Concept

Control store

Résumé
A control store is the part of a CPU's control unit that stores the CPU's microprogram. It is usually accessed by a microsequencer. A control store implementation whose contents are unalterable is known as a Read Only Memory (ROM) or Read Only Storage (ROS); one whose contents are alterable is known as a Writable Control Store (WCS). Early control stores were implemented as a diode-array accessed via address decoders, a form of read-only memory. This tradition dates back to the program timing matrix on the MIT Whirlwind, first described in 1947. Modern VLSI processors instead use matrices of field-effect transistors to build the ROM and/or PLA structures used to control the processor as well as its internal sequencer in a microcoded implementation.

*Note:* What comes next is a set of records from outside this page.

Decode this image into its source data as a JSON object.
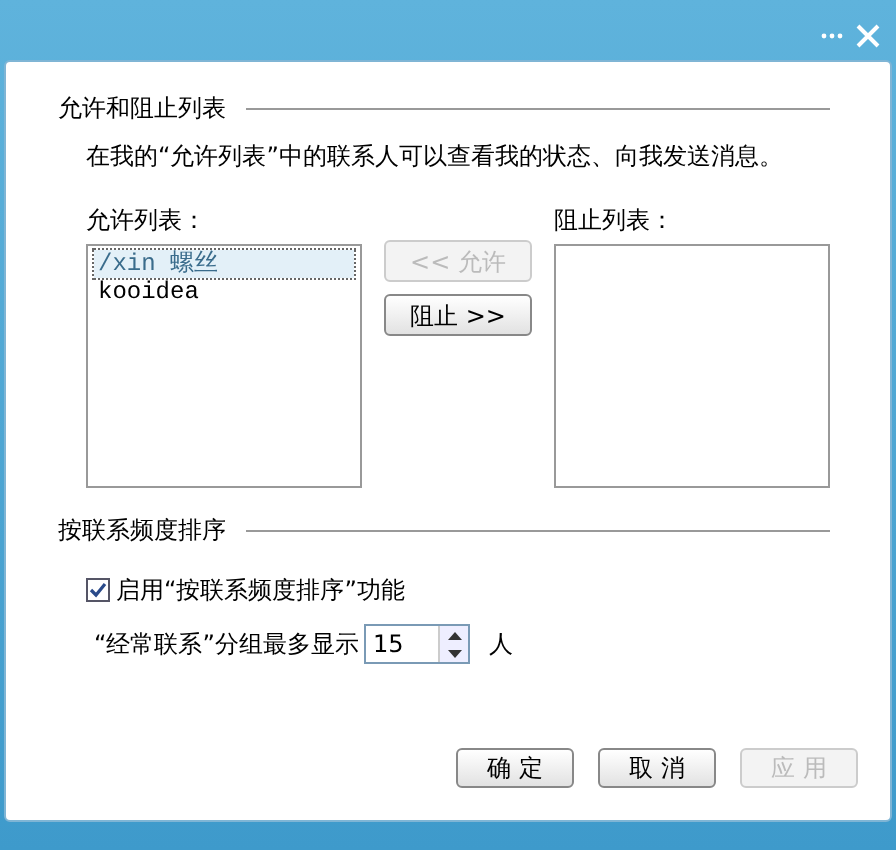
{
  "allow_block": {
    "title": "允许和阻止列表",
    "description": "在我的“允许列表”中的联系人可以查看我的状态、向我发送消息。",
    "allow_list": {
      "label": "允许列表：",
      "items": [
        {
          "text": "/xin 螺丝",
          "selected": true
        },
        {
          "text": "kooidea",
          "selected": false
        }
      ]
    },
    "buttons": [
      {
        "label": "<< 允许",
        "disabled": true
      },
      {
        "label": "阻止 >>",
        "disabled": false
      }
    ],
    "block_list": {
      "label": "阻止列表："
    }
  },
  "sort": {
    "title": "按联系频度排序",
    "checkbox": {
      "label": "启用“按联系频度排序”功能",
      "checked": true
    },
    "limit": {
      "label": "“经常联系”分组最多显示",
      "value": "15",
      "unit": "人"
    }
  },
  "footer_buttons": [
    {
      "label": "确 定",
      "disabled": false
    },
    {
      "label": "取 消",
      "disabled": false
    },
    {
      "label": "应 用",
      "disabled": true
    }
  ]
}
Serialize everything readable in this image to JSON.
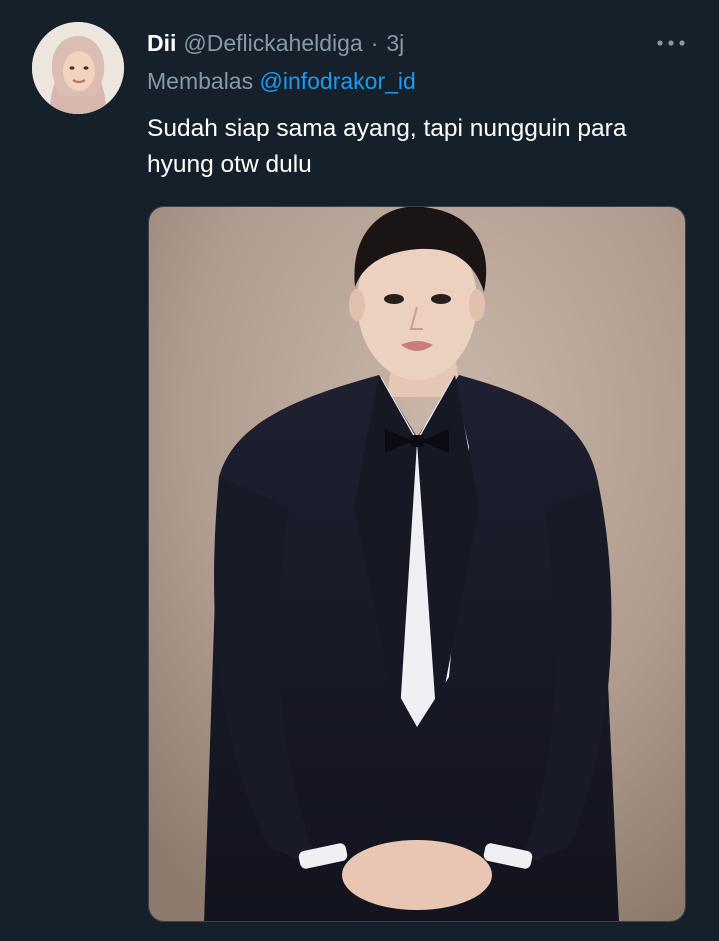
{
  "tweet": {
    "author": {
      "display_name": "Dii",
      "handle": "@Deflickaheldiga",
      "avatar_icon": "user-avatar"
    },
    "separator": "·",
    "timestamp": "3j",
    "more_icon": "more-horizontal-icon",
    "reply": {
      "prefix": "Membalas",
      "mention": "@infodrakor_id"
    },
    "text_lines": [
      "Sudah siap sama ayang, tapi nungguin para",
      "hyung otw dulu"
    ],
    "media": {
      "type": "photo"
    }
  },
  "colors": {
    "background": "#15202b",
    "primary_text": "#ffffff",
    "secondary_text": "#8899a6",
    "accent": "#1d9bf0",
    "border": "#38444d"
  }
}
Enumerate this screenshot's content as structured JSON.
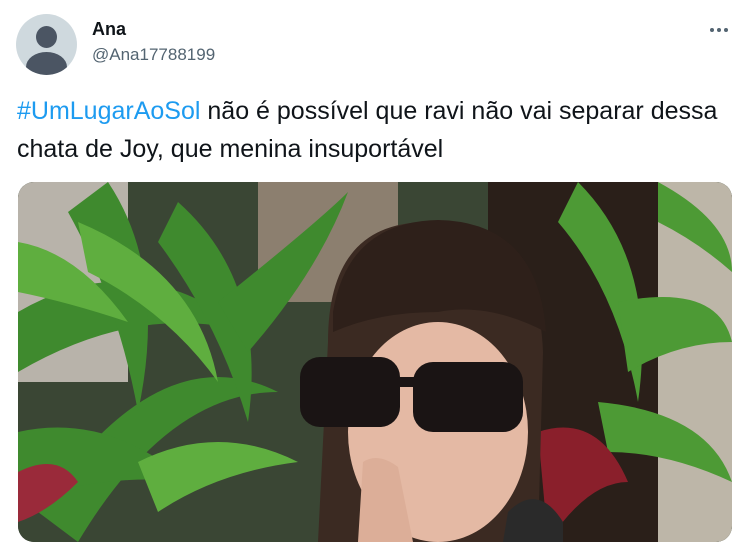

IBM System/360 used a variety of techniques: CCROS (Card Capacitor Read-Only Storage) on the Model 30, TROS (Transformer Read-Only Storage) on the Model 40, and BCROS (Balanced Capacitor Read-Only Storage) on Models 50, 65 and 67. Some computers were built using "writable microcode" — rather than storing the microcode in ROM or hard-wired logic, the microcode was stored in a RAM called a writable control store or WCS. Such a computer is sometimes called a Writable Instruction Set Computer or WISC. Many of these machines were experimental laboratory prototypes, such as the WISC CPU/16 and the RTX 32P. The original System/360 models had read-only control store, but later System/360, System/370 and successor models loaded part or all of their microprograms from floppy disks or other DASD into a writable control store consisting of ultra-high speed random-access read-write memory. The System/370 architecture included a facility called Initial-Microprogram Load (IML or IMPL) that could be invoked from the console, as part of Power On Reset (POR) or from another processor in a tightly coupled multiprocessor complex. This permitted IBM to easily repair microprogramming defects in the field.